Building and energy management SaaS applications continue to gain adoption in the industry. But, despite the fact that these firms have attracted significant venture capital, relatively few have had successful exits (that is, by making initial public offering or being purchased by an existing company), suggesting that the market may be more limited than projected. Other data-driven as-a-service models, like data-as-a-service, also have struggled in the past. One foundational piece of the Internet of Things (IoT) age is that low-cost sensors will be deployed widely. The data collected will be analyzed and provide significant value to all parties. Some firms within the building and energy space have experimented with a “data-as-a-service” model; instead of buying and deploying sensors, a facility pays an ongoing data charge which funds the deployment and operation of a sensor network.

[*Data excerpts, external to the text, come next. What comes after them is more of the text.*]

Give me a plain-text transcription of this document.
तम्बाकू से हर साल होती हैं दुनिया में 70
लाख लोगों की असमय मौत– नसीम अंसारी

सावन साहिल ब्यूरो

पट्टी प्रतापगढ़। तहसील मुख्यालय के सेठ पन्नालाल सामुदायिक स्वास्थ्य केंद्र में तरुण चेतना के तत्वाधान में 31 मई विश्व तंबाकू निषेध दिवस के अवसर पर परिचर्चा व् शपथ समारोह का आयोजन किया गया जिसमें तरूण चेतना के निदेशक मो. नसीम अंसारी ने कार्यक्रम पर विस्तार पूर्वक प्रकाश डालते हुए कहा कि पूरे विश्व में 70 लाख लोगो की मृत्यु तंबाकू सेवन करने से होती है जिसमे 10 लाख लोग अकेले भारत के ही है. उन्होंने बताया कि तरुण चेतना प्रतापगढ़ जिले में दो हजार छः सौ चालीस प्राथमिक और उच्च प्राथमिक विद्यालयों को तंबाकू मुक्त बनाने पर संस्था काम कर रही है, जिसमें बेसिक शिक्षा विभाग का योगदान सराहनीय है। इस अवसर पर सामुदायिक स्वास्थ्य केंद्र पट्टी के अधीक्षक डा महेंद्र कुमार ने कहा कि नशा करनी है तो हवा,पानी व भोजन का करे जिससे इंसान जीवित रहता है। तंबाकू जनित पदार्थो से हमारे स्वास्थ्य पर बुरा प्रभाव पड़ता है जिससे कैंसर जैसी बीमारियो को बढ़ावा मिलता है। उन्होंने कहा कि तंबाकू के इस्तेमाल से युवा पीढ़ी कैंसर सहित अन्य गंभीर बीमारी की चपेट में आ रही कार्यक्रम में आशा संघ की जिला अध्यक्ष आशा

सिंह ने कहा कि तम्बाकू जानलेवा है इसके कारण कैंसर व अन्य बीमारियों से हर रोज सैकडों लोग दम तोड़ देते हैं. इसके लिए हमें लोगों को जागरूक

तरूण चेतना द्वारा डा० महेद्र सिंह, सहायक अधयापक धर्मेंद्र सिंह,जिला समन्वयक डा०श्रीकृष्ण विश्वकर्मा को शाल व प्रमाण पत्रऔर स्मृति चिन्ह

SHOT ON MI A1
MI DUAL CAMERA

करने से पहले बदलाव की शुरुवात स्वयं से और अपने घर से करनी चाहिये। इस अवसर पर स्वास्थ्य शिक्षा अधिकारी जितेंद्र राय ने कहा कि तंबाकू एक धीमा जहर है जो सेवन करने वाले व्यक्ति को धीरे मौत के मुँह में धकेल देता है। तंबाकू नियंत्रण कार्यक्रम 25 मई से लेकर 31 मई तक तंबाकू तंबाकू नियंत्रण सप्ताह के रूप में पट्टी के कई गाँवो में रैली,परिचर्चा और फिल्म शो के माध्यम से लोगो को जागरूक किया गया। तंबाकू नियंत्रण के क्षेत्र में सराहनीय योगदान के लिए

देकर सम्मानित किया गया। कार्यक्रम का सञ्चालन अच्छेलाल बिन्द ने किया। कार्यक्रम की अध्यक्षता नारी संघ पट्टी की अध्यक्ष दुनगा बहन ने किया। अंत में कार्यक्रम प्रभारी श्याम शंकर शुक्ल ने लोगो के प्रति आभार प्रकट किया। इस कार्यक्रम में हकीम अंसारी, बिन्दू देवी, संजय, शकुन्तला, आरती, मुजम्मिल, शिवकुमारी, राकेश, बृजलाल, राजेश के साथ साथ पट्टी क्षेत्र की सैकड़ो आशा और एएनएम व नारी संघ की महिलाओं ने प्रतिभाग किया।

This is most applicable to energy meters (especially submeters for each tenant). Rather than acquiring dozens or even hundreds of energy meters, a building can instead pay an ongoing fee for the data that they provide. This model, like building and energy management software applications, has been mildly successful, but shares some of the same issues. The data provided, on its own, is of limited value to building owners and facility managers.
There are new applications of this same as-a-service model that are more outcome-driven. Instead of just providing a new stream of data, or a new way to analyze existing data, these approaches lead to an appreciable benefit in the building. With these newer as-a-service models, building owners and facility managers will benefit from more budget predictability: they will know what they owe for building and facility services. They also will reduce their risk, as they will pay for outcomes, rather than simply acquiring equipment and technology. For example, a facility may pay an ongoing fee to reduce energy spend using retrofits. But the building owner only pays a service fee, rather than taking responsibility (and risk) to actually reduce the energy spend.
The use of as-a-service models in buildings is relatively new, but it is growing in popularity. Unlike software-as-a-service, the building management applications are technology-enabled, but not exclusively software solutions that are accessed online. For example, an as-a-service vendor may install technology onsite to remotely collect data, but those costs typically are included in the budget. And any outages, however rare, will not cause the building to cease to function. Such an outage may just require the service provider to send someone onsite to replace the monitoring hardware or collect some data manually. As-a-service models are likely to permeate the building management space in a variety of ways.